You’d be surprised at what he reveals. He opens up the machine, shows you the interior, and indicates the switch that allows you to configure the machine. Then he demonstrates how to configure the machine–everything from controlling the volume to controlling the payback percentage. Hit that switch, follow his instructions as to configuration, and you can hit a win almost every time.
What he doesn’t show you, and won’t show you, is how he programs the chips that constitute the firmware that controls the Random Number Generators (RNGs). He can program those chips, and he shows you those chips, and where they go in a slot machine. But he won’t tell you how he programs those chips on a computer.
I’d suggest that his hands are not the wrong hands, if his resume (as he describes it) is anything to go by. When I worked in a casino (and I did), we had a few slot techs on standby, if anything went sideways. Their honesty credentials were impeccable; I see no reason why this guy’s wouldn’t be also.
Not sure it matters so much to know how he programmed the chip (it’s not like nobody ever heard of EPROMs), as to document the hardware and software cryptographic protocols that would enable, let’s say me if I were a state inspector, to pull a chip from a machine and formally verify that it satisfies various constraints like executing the exact same program in the documented source code (which must also be public, otherwise we can’t verify that the RNG is random.)
Though he is completely forthcoming about the fact that the spins are adjusted so that a “hot” machine starts paying out less and vice versa, thus admitting that the game is absolutely rigged compared to “fair” games like roulette, etc.
If his programs are good, then it wouldn’t matter if everyone knows them. If it does matter if someone knows them, then eventually someone’s going to figure them out.
I knew a guy who used to work for a company that made the bill validators that go in vending machines. After a scandal in that line of business his company no longer allowed one person to write code. Small teams of coders had to approve each others’ work.

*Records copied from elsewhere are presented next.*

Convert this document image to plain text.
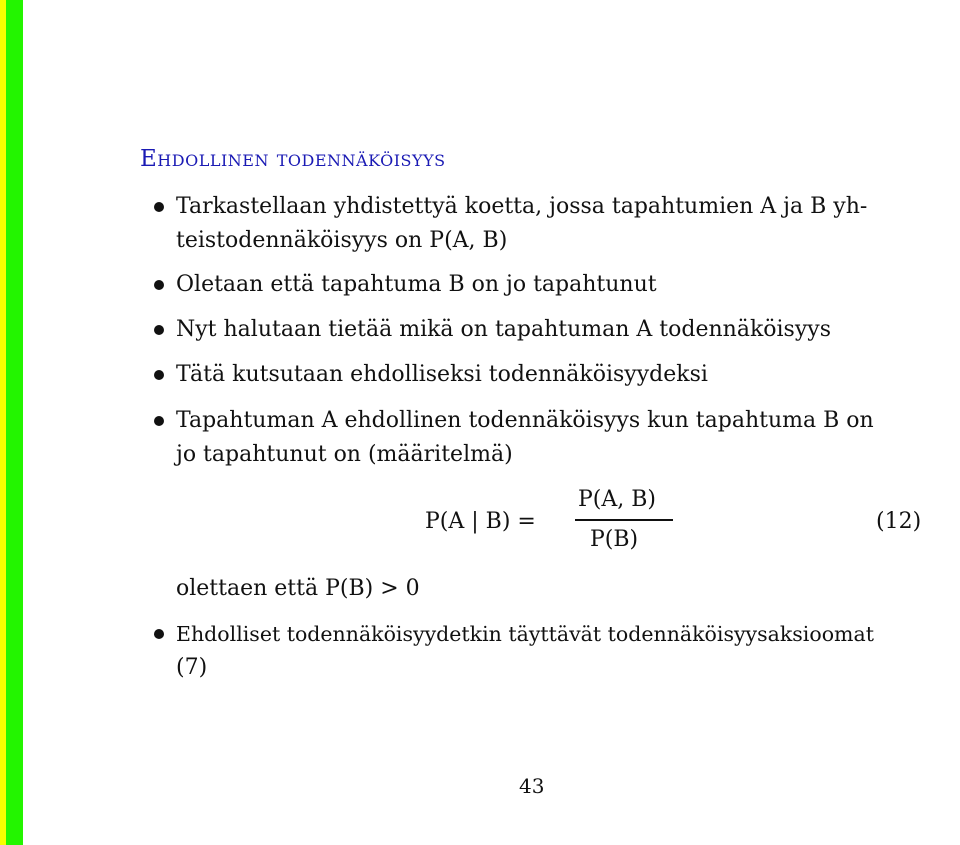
Ehdollinen todennäköisyys
Tarkastellaan yhdistettyä koetta, jossa tapahtumien A ja B yh-
teistodennäköisyys on P(A, B)
Oletaan että tapahtuma B on jo tapahtunut
Nyt halutaan tietää mikä on tapahtuman A todennäköisyys
Tätä kutsutaan ehdolliseksi todennäköisyydeksi
Tapahtuman A ehdollinen todennäköisyys kun tapahtuma B on
jo tapahtunut on (määritelmä)
P(A | B) =
P(A, B)
P(B)
(12)
olettaen että P(B) > 0
Ehdolliset todennäköisyydetkin täyttävät todennäköisyysaksioomat
(7)
43
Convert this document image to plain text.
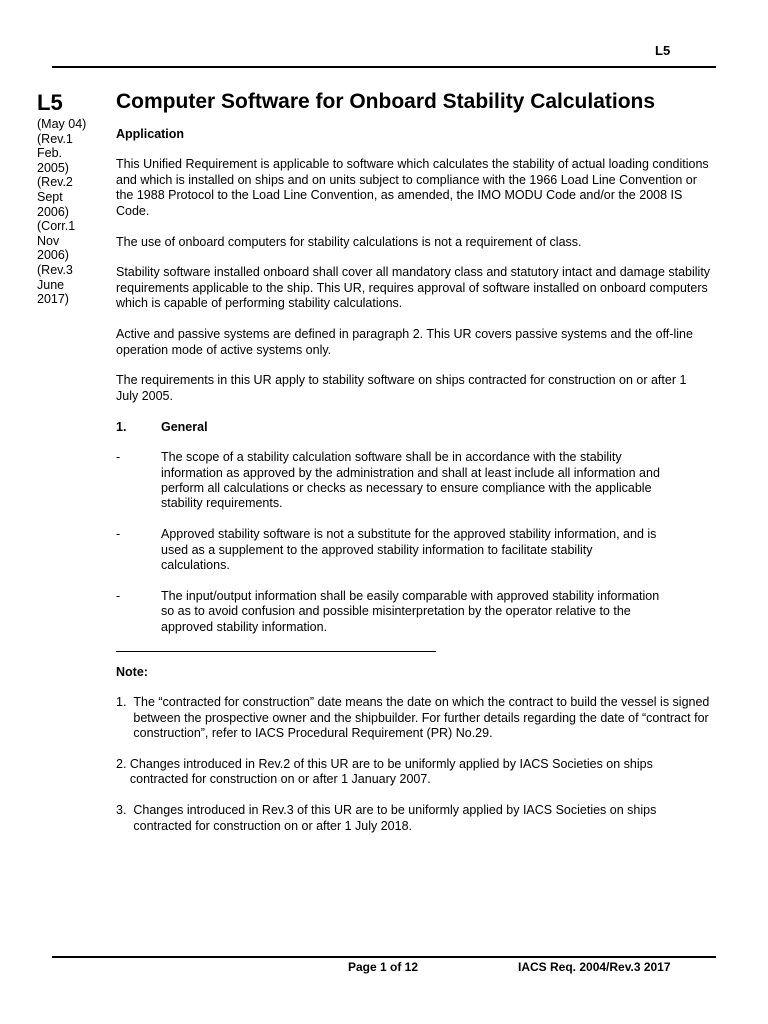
L5
L5
(May 04)
(Rev.1
Feb.
2005)
(Rev.2
Sept
2006)
(Corr.1
Nov
2006)
(Rev.3
June
2017)
Computer Software for Onboard Stability Calculations
Application
This Unified Requirement is applicable to software which calculates the stability of actual loading conditions and which is installed on ships and on units subject to compliance with the 1966 Load Line Convention or the 1988 Protocol to the Load Line Convention, as amended, the IMO MODU Code and/or the 2008 IS Code.
The use of onboard computers for stability calculations is not a requirement of class.
Stability software installed onboard shall cover all mandatory class and statutory intact and damage stability requirements applicable to the ship. This UR, requires approval of software installed on onboard computers which is capable of performing stability calculations.
Active and passive systems are defined in paragraph 2. This UR covers passive systems and the off-line operation mode of active systems only.
The requirements in this UR apply to stability software on ships contracted for construction on or after 1 July 2005.
1.	General
-	The scope of a stability calculation software shall be in accordance with the stability information as approved by the administration and shall at least include all information and perform all calculations or checks as necessary to ensure compliance with the applicable stability requirements.
-	Approved stability software is not a substitute for the approved stability information, and is used as a supplement to the approved stability information to facilitate stability calculations.
-	The input/output information shall be easily comparable with approved stability information so as to avoid confusion and possible misinterpretation by the operator relative to the approved stability information.
Note:
1. The “contracted for construction” date means the date on which the contract to build the vessel is signed between the prospective owner and the shipbuilder. For further details regarding the date of “contract for construction”, refer to IACS Procedural Requirement (PR) No.29.
2. Changes introduced in Rev.2 of this UR are to be uniformly applied by IACS Societies on ships contracted for construction on or after 1 January 2007.
3. Changes introduced in Rev.3 of this UR are to be uniformly applied by IACS Societies on ships contracted for construction on or after 1 July 2018.
Page 1 of 12	IACS Req. 2004/Rev.3 2017
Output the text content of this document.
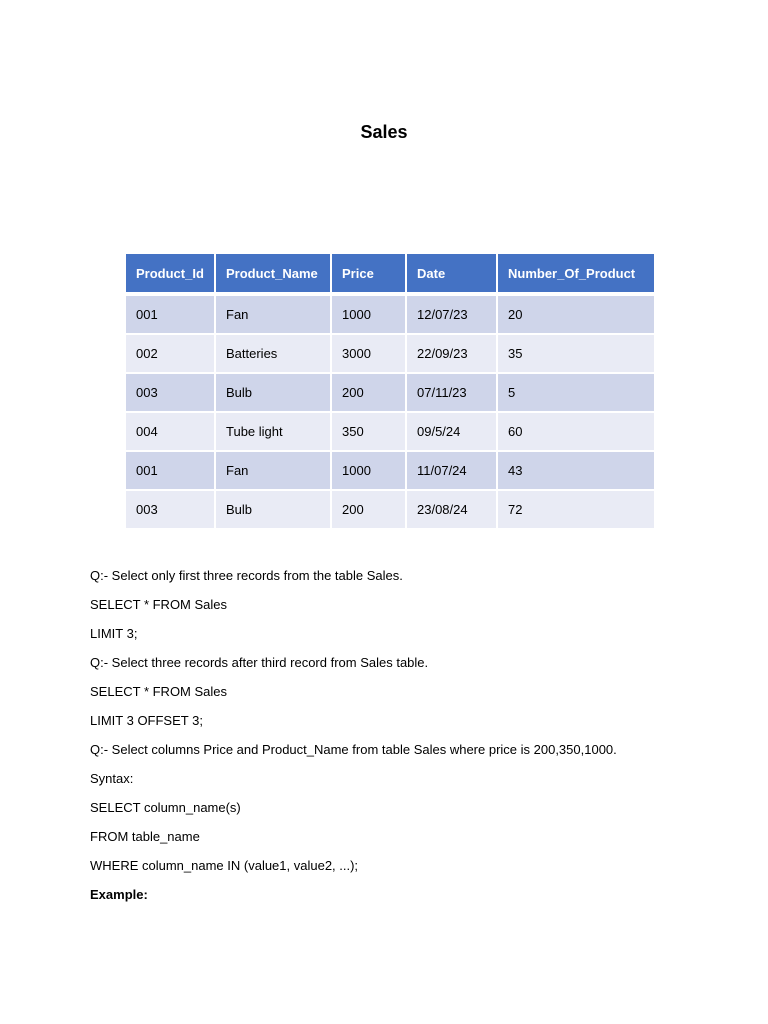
Sales
Product_Id	Product_Name	Price	Date	Number_Of_Product
001	Fan	1000	12/07/23	20
002	Batteries	3000	22/09/23	35
003	Bulb	200	07/11/23	5
004	Tube light	350	09/5/24	60
001	Fan	1000	11/07/24	43
003	Bulb	200	23/08/24	72

Q:- Select only first three records from the table Sales.

SELECT * FROM Sales

LIMIT 3;

Q:- Select three records after third record from Sales table.

SELECT * FROM Sales

LIMIT 3 OFFSET 3;

Q:- Select columns Price and Product_Name from table Sales where price is 200,350,1000.

Syntax:

SELECT column_name(s)

FROM table_name

WHERE column_name IN (value1, value2, ...);

Example:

We purchased our own vending machines and maintained them at a club I belonged to. I installed new components in the validators a few times as they wear out. They don’t work like most people might think. They do not scan the entire bill like a copy machine. The validators use two small lenses about 1/4" across placed at two points across the bill. That is all they see, a pair of 1/4" wide strips of the bill.
Some programmer wrote his own “back door” where a piece of paper with specific dots on it would trigger his code. It vended a product, spit out the bogus bill and gave change. Not much money to be made, I guess but I am sure he laughed every time he got a free Pepsi and made a couple of bucks.